“Ihik eheb uhun saparahaakgebarahek…zei ik keurig netjes volgens de instructie van de logopediste die de methode ‘opzettelijk stotteren’ hanteerde
“Heel goed, zie je dat het helemaal niet erg is om voor je handicap uit te komen” ,sprak de logopediste met haar aangedikte dictie en mechanische glimlach.
Ze articuleerde alsof ik een doofstomme was die nog moest leren liplezen, was ik maar blind dan kreeg ik een geleidehond, dacht ik. “Zo, mag ik nu naar buiten?”
“Nee, Bor dat weet je heel goed, we gaan nu onze oefening klinkerverlenging doen, vertel maar eens hoe je heet Bor van Geenen!….nou hoe heet je?”

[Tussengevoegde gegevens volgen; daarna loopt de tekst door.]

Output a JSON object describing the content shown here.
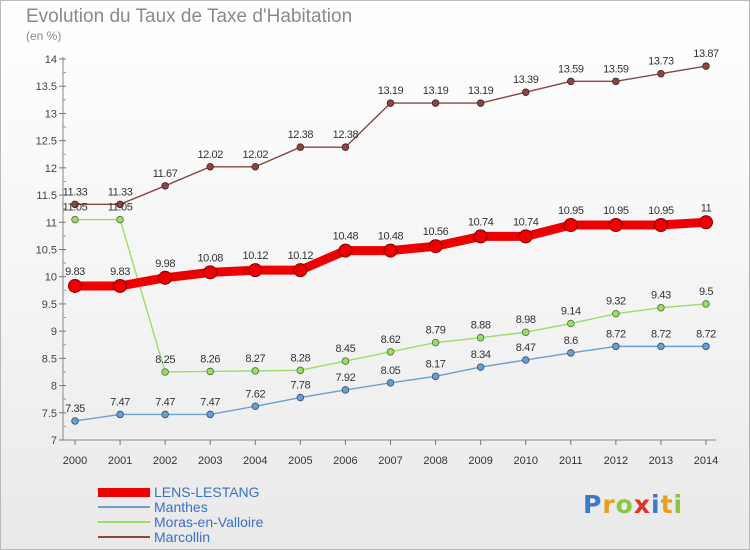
{
  "header": {
    "title": "Evolution du Taux de Taxe d'Habitation",
    "unit": "(en %)"
  },
  "logo": {
    "text": "Proxiti",
    "letters": [
      {
        "ch": "P",
        "color": "#3b7ac8"
      },
      {
        "ch": "r",
        "color": "#e4a21b"
      },
      {
        "ch": "o",
        "color": "#8cc63f"
      },
      {
        "ch": "x",
        "color": "#e0322a"
      },
      {
        "ch": "i",
        "color": "#3b7ac8"
      },
      {
        "ch": "t",
        "color": "#e4a21b"
      },
      {
        "ch": "i",
        "color": "#8cc63f"
      }
    ]
  },
  "chart_data": {
    "type": "line",
    "title": "Evolution du Taux de Taxe d'Habitation",
    "ylabel": "(en %)",
    "xlabel": "",
    "x": [
      2000,
      2001,
      2002,
      2003,
      2004,
      2005,
      2006,
      2007,
      2008,
      2009,
      2010,
      2011,
      2012,
      2013,
      2014
    ],
    "ylim": [
      7,
      14
    ],
    "yticks": [
      7,
      7.5,
      8,
      8.5,
      9,
      9.5,
      10,
      10.5,
      11,
      11.5,
      12,
      12.5,
      13,
      13.5,
      14
    ],
    "grid": false,
    "legend": "bottom-left",
    "series": [
      {
        "name": "LENS-LESTANG",
        "color": "#ee0000",
        "emphasis": true,
        "values": [
          9.83,
          9.83,
          9.98,
          10.08,
          10.12,
          10.12,
          10.48,
          10.48,
          10.56,
          10.74,
          10.74,
          10.95,
          10.95,
          10.95,
          11
        ],
        "labels": [
          "9.83",
          "9.83",
          "9.98",
          "10.08",
          "10.12",
          "10.12",
          "10.48",
          "10.48",
          "10.56",
          "10.74",
          "10.74",
          "10.95",
          "10.95",
          "10.95",
          "11"
        ]
      },
      {
        "name": "Manthes",
        "color": "#6c9ed1",
        "emphasis": false,
        "values": [
          7.35,
          7.47,
          7.47,
          7.47,
          7.62,
          7.78,
          7.92,
          8.05,
          8.17,
          8.34,
          8.47,
          8.6,
          8.72,
          8.72,
          8.72
        ],
        "labels": [
          "7.35",
          "7.47",
          "7.47",
          "7.47",
          "7.62",
          "7.78",
          "7.92",
          "8.05",
          "8.17",
          "8.34",
          "8.47",
          "8.6",
          "8.72",
          "8.72",
          "8.72"
        ]
      },
      {
        "name": "Moras-en-Valloire",
        "color": "#9bdc6b",
        "emphasis": false,
        "values": [
          11.05,
          11.05,
          8.25,
          8.26,
          8.27,
          8.28,
          8.45,
          8.62,
          8.79,
          8.88,
          8.98,
          9.14,
          9.32,
          9.43,
          9.5
        ],
        "labels": [
          "11.05",
          "11.05",
          "8.25",
          "8.26",
          "8.27",
          "8.28",
          "8.45",
          "8.62",
          "8.79",
          "8.88",
          "8.98",
          "9.14",
          "9.32",
          "9.43",
          "9.5"
        ]
      },
      {
        "name": "Marcollin",
        "color": "#8b4545",
        "emphasis": false,
        "values": [
          11.33,
          11.33,
          11.67,
          12.02,
          12.02,
          12.38,
          12.38,
          13.19,
          13.19,
          13.19,
          13.39,
          13.59,
          13.59,
          13.73,
          13.87
        ],
        "labels": [
          "11.33",
          "11.33",
          "11.67",
          "12.02",
          "12.02",
          "12.38",
          "12.38",
          "13.19",
          "13.19",
          "13.19",
          "13.39",
          "13.59",
          "13.59",
          "13.73",
          "13.87"
        ]
      }
    ]
  }
}
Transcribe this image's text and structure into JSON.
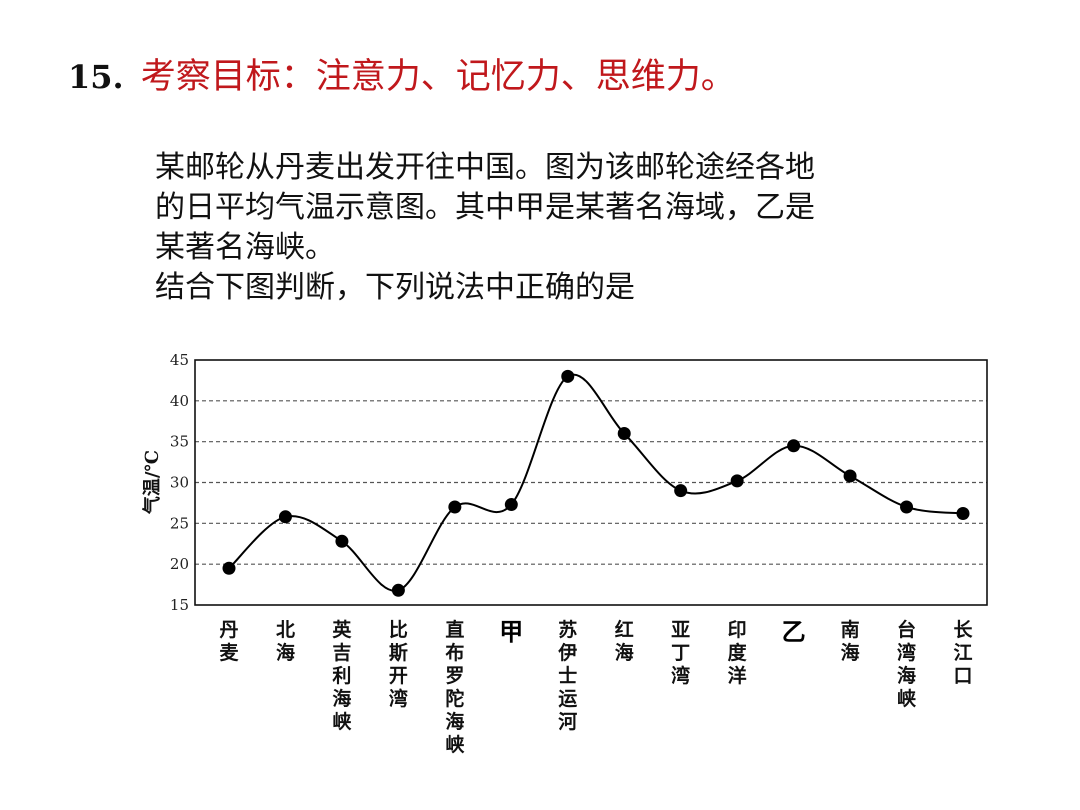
{
  "question": {
    "number": "15.",
    "title": "考察目标：注意力、记忆力、思维力。"
  },
  "body": {
    "line1": "某邮轮从丹麦出发开往中国。图为该邮轮途经各地",
    "line2": "的日平均气温示意图。其中甲是某著名海域，乙是",
    "line3": "某著名海峡。",
    "line4": "结合下图判断，下列说法中正确的是"
  },
  "chart_data": {
    "type": "line",
    "ylabel": "气温/℃",
    "ylim": [
      15,
      45
    ],
    "yticks": [
      15,
      20,
      25,
      30,
      35,
      40,
      45
    ],
    "grid": "dashed horizontal",
    "categories": [
      "丹麦",
      "北海",
      "英吉利海峡",
      "比斯开湾",
      "直布罗陀海峡",
      "甲",
      "苏伊士运河",
      "红海",
      "亚丁湾",
      "印度洋",
      "乙",
      "南海",
      "台湾海峡",
      "长江口"
    ],
    "highlighted_categories": [
      "甲",
      "乙"
    ],
    "values": [
      19.5,
      25.8,
      22.8,
      16.8,
      27.0,
      27.3,
      43.0,
      36.0,
      29.0,
      30.2,
      34.5,
      30.8,
      27.0,
      26.2
    ]
  },
  "colors": {
    "title": "#c0181c",
    "text": "#111111",
    "line": "#000000",
    "grid": "#555555"
  }
}
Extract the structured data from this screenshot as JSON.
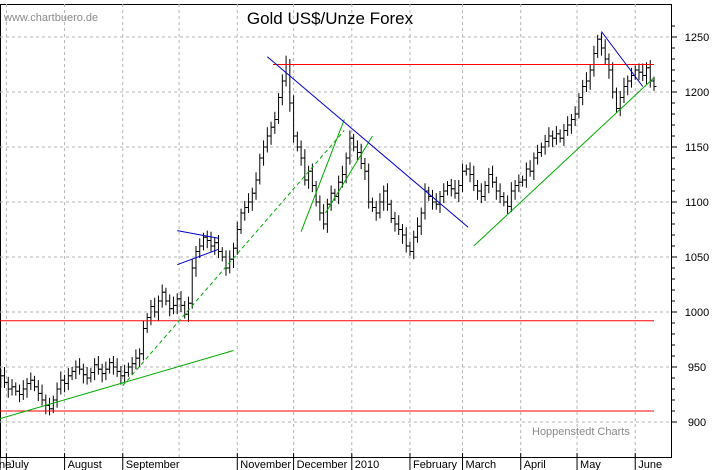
{
  "chart_data": {
    "type": "bar",
    "subtype": "ohlc",
    "title": "Gold US$/Unze Forex",
    "watermark": "www.chartbuero.de",
    "credit": "Hoppenstedt Charts",
    "xlabel": "",
    "ylabel": "",
    "ylim": [
      895,
      1270
    ],
    "yticks": [
      900,
      950,
      1000,
      1050,
      1100,
      1150,
      1200,
      1250
    ],
    "grid": true,
    "months": [
      "ne",
      "July",
      "August",
      "September",
      "November",
      "December",
      "2010",
      "February",
      "March",
      "April",
      "May",
      "June"
    ],
    "dates": [
      "2009-06-26",
      "2010-06-11"
    ],
    "closes": [
      938,
      942,
      936,
      930,
      932,
      928,
      925,
      930,
      935,
      938,
      932,
      926,
      920,
      915,
      912,
      920,
      930,
      938,
      935,
      942,
      946,
      950,
      948,
      943,
      940,
      945,
      952,
      948,
      944,
      948,
      954,
      950,
      946,
      942,
      945,
      950,
      953,
      958,
      962,
      985,
      995,
      1005,
      1000,
      1010,
      1018,
      1010,
      1003,
      1006,
      1012,
      1006,
      998,
      1008,
      1040,
      1055,
      1060,
      1068,
      1065,
      1060,
      1063,
      1055,
      1050,
      1040,
      1048,
      1058,
      1075,
      1090,
      1095,
      1100,
      1108,
      1120,
      1140,
      1150,
      1160,
      1168,
      1175,
      1195,
      1210,
      1225,
      1190,
      1160,
      1150,
      1140,
      1120,
      1128,
      1115,
      1100,
      1090,
      1080,
      1098,
      1108,
      1105,
      1118,
      1125,
      1140,
      1158,
      1150,
      1145,
      1135,
      1128,
      1100,
      1095,
      1090,
      1100,
      1110,
      1098,
      1085,
      1080,
      1075,
      1070,
      1060,
      1055,
      1068,
      1078,
      1090,
      1110,
      1105,
      1100,
      1098,
      1105,
      1110,
      1115,
      1112,
      1108,
      1115,
      1128,
      1130,
      1125,
      1115,
      1110,
      1105,
      1115,
      1125,
      1118,
      1110,
      1105,
      1100,
      1096,
      1110,
      1115,
      1118,
      1120,
      1130,
      1128,
      1140,
      1145,
      1150,
      1155,
      1160,
      1158,
      1162,
      1158,
      1165,
      1170,
      1175,
      1180,
      1195,
      1205,
      1210,
      1220,
      1235,
      1248,
      1240,
      1230,
      1220,
      1200,
      1185,
      1195,
      1205,
      1210,
      1215,
      1220,
      1218,
      1215,
      1222,
      1210,
      1205
    ],
    "lines": [
      {
        "name": "resistance",
        "color": "#ff0000",
        "from": {
          "x": "2009-06-26",
          "y": 992
        },
        "to": {
          "x": "2010-06-11",
          "y": 992
        }
      },
      {
        "name": "support",
        "color": "#ff0000",
        "from": {
          "x": "2009-06-26",
          "y": 910
        },
        "to": {
          "x": "2010-06-11",
          "y": 910
        }
      },
      {
        "name": "top",
        "color": "#ff0000",
        "from": {
          "x": "2009-11-20",
          "y": 1225
        },
        "to": {
          "x": "2010-06-11",
          "y": 1225
        }
      },
      {
        "name": "trend-1",
        "color": "#00aa00",
        "from": {
          "x": "2009-06-26",
          "y": 903
        },
        "to": {
          "x": "2009-10-30",
          "y": 965
        }
      },
      {
        "name": "trend-2",
        "color": "#00aa00",
        "dashed": true,
        "from": {
          "x": "2009-09-01",
          "y": 933
        },
        "to": {
          "x": "2009-12-28",
          "y": 1165
        }
      },
      {
        "name": "channel-1",
        "color": "#00aa00",
        "from": {
          "x": "2009-12-05",
          "y": 1073
        },
        "to": {
          "x": "2009-12-28",
          "y": 1175
        }
      },
      {
        "name": "channel-2",
        "color": "#00aa00",
        "from": {
          "x": "2009-12-18",
          "y": 1090
        },
        "to": {
          "x": "2010-01-12",
          "y": 1160
        }
      },
      {
        "name": "trend-3",
        "color": "#00aa00",
        "from": {
          "x": "2010-03-07",
          "y": 1060
        },
        "to": {
          "x": "2010-06-11",
          "y": 1213
        }
      },
      {
        "name": "down-1",
        "color": "#0000cc",
        "from": {
          "x": "2009-11-17",
          "y": 1232
        },
        "to": {
          "x": "2010-03-04",
          "y": 1077
        }
      },
      {
        "name": "down-2",
        "color": "#0000cc",
        "from": {
          "x": "2010-05-14",
          "y": 1255
        },
        "to": {
          "x": "2010-06-05",
          "y": 1205
        }
      },
      {
        "name": "pennant-upper",
        "color": "#0000cc",
        "from": {
          "x": "2009-09-30",
          "y": 1074
        },
        "to": {
          "x": "2009-10-22",
          "y": 1067
        }
      },
      {
        "name": "pennant-lower",
        "color": "#0000cc",
        "from": {
          "x": "2009-09-30",
          "y": 1043
        },
        "to": {
          "x": "2009-10-22",
          "y": 1057
        }
      }
    ]
  },
  "colors": {
    "bar": "#000000",
    "grid": "#b4b4b4",
    "support_resistance": "#ff0000",
    "trend": "#00aa00",
    "downtrend": "#0000cc"
  }
}
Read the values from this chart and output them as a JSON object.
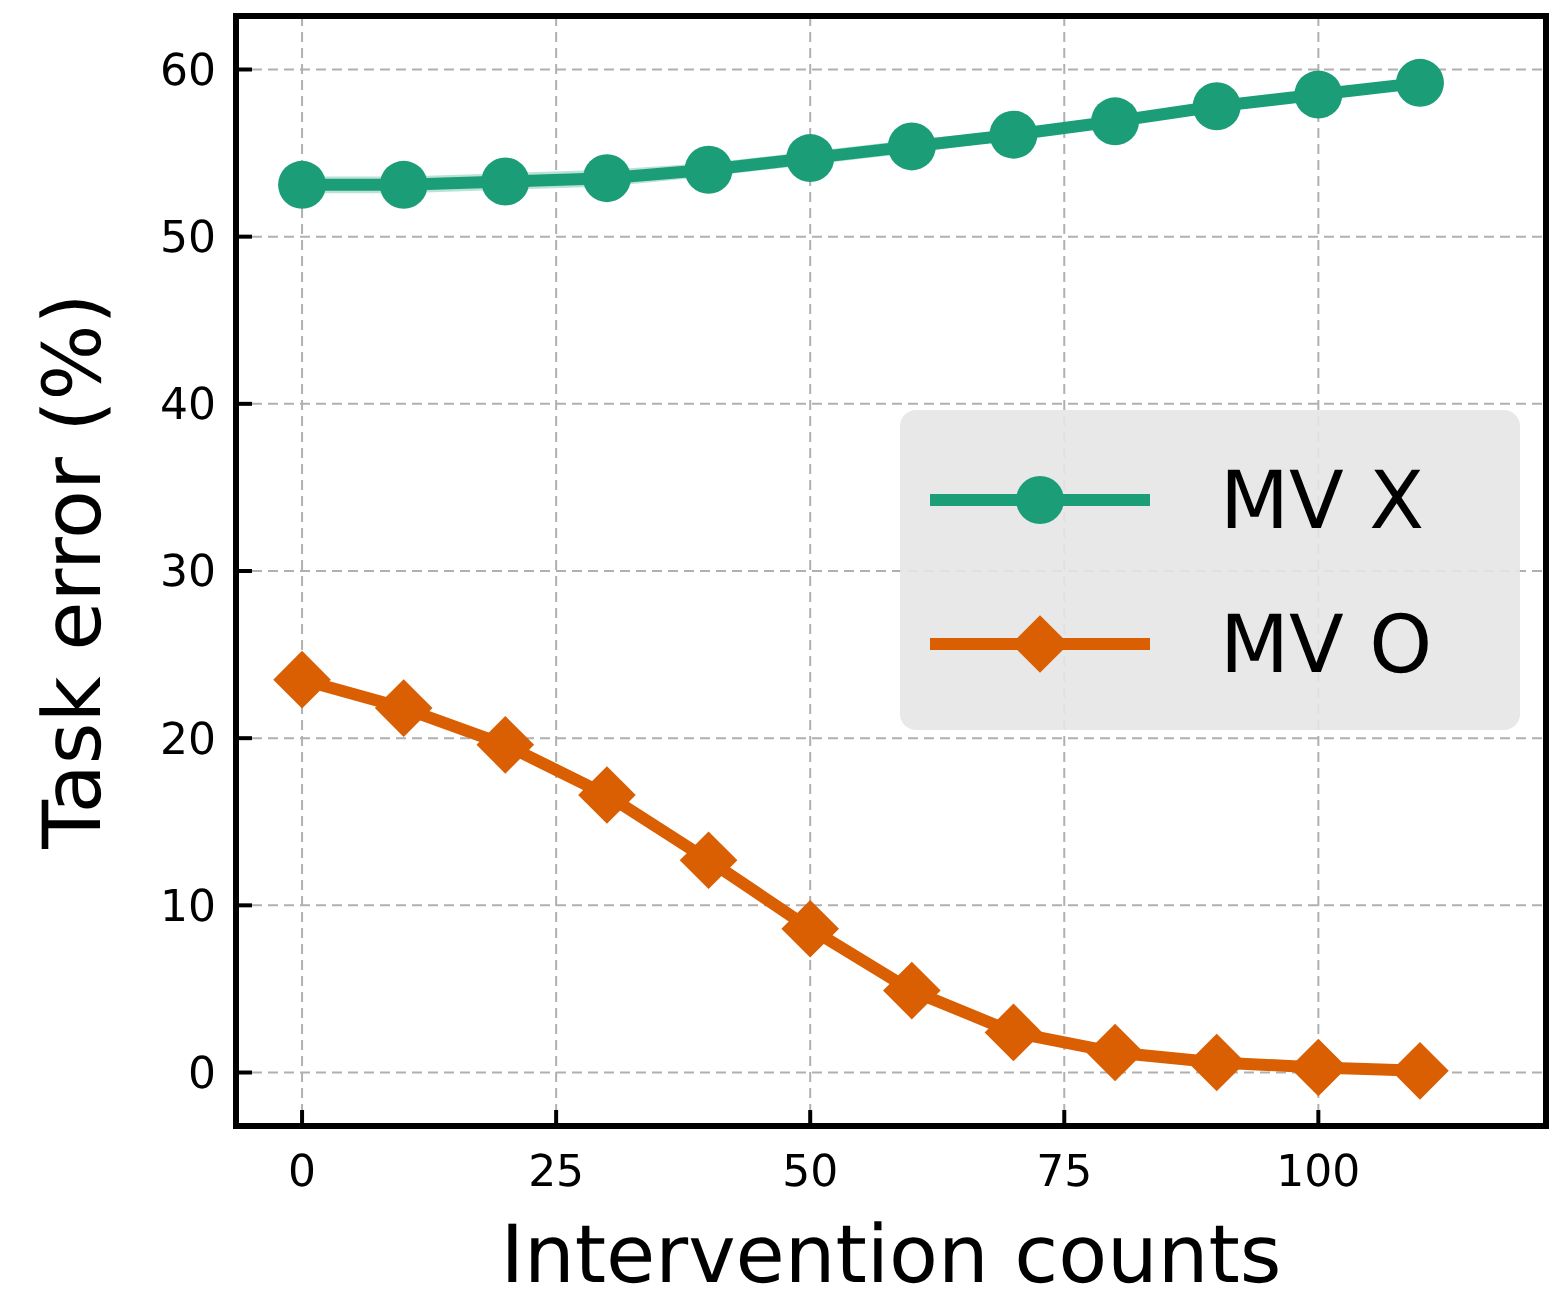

Ik zag voor mijn geestesoog hoe ik het articulerende hoofd met de meetlat die aan het schoolbord hing in één klap scheidde van de romp, terwijl ik als een debiel aan de vraag voldeed;
“mijijijijijijijijijijn naaaaaaaaaaaammmmm iiiiiiiiiiiiiiiisssss: Booooooooooooor vaaaaaaaaaan Geeeeeeeeeeneeeeeeeen!” ‘Ja, heeeeel goeoeoed Bor!’ ,sprak het achterlijk hoofd opgewekt.
Waarom heette ik niet Gé dan heette ik gevangenen, o nee dan miste ik een e.
Jezus, hoe lang duuuuuuurde dit al? Ik geloof…..dat ik wil gillen. Christus kwam er maar makkelijk vanaf, één kruisiging en klaar, deze marteling duurde maar voort met een leger van logopedistes als beul…hoeveel van die wezenloze wezens had ik al gezien?
“Zo en nu nog de laatste oefening: het repeteren van de de beginletter van ieder woord, en daarna gaan we het in de praktijk oefenen in de winkel op de hoek,”
Onderwijl voetbalde ik denkbeeldig met het doofstomme hoofd waarin de ogen paniekerig rondtolden; ik schopte de schedel in een mooie curve binnenkant voet tegen de populier op het schoolplein, vol op de stam. Boomvoetbal was pas echt voetbal, in een doel schoppen is een makkie, maar de paal doelbewust raken is pas kunst. “Is er iets, Bor?”
Ik schudde mijn hoofd dat bloedheet voelde, alsof het overkookte. “Goed dan, begin maar, vertel maar wat je hebt gedaan in het weekend.”
i i i i i k. h h h h heb. d d d d d d d d d d dit w w w w w weekeinde. v v v v vuurtje g g g g gestookt. op het braakland…
“Ho, stop! Luister, zo komen we er niet Bor, alle eerste letters gewoon herhalen helemaal tot het eind, kom, we proberen het nog een keer…. Ja toe maar!”
Het werd zwart voor mijn geestesoog, de melk in het pannetje was overgekookt en de bodem zwartgeblakerd, ik rook de geur van aangebrande melk, precies zoals mijn moeder dat dagelijks wist te bekokstoven en moeder maar schuren in de verkoolde bodem.
Ik verdween terplekke in een zwart gat…ergens in een verte hoorde ik nog een articulerende echo zichzelf imiteren; “Je weet toch dat je geen vuurtje mag stoken….dat je geen vuurtje…geen vuurtje stoken…geen..”
Het werd stil…licht en luchtig…ik keek zomaar van bovenaf op de dingen neer…was ik een vlieg geworden?…godzijdank wat een verademing!
De laatste ervaring verwijst altijd naar die eerste keer, aldus Bor. Dit verhaal kwam spontaan op terwijl ik mij aan het inleven was in mijn lijf.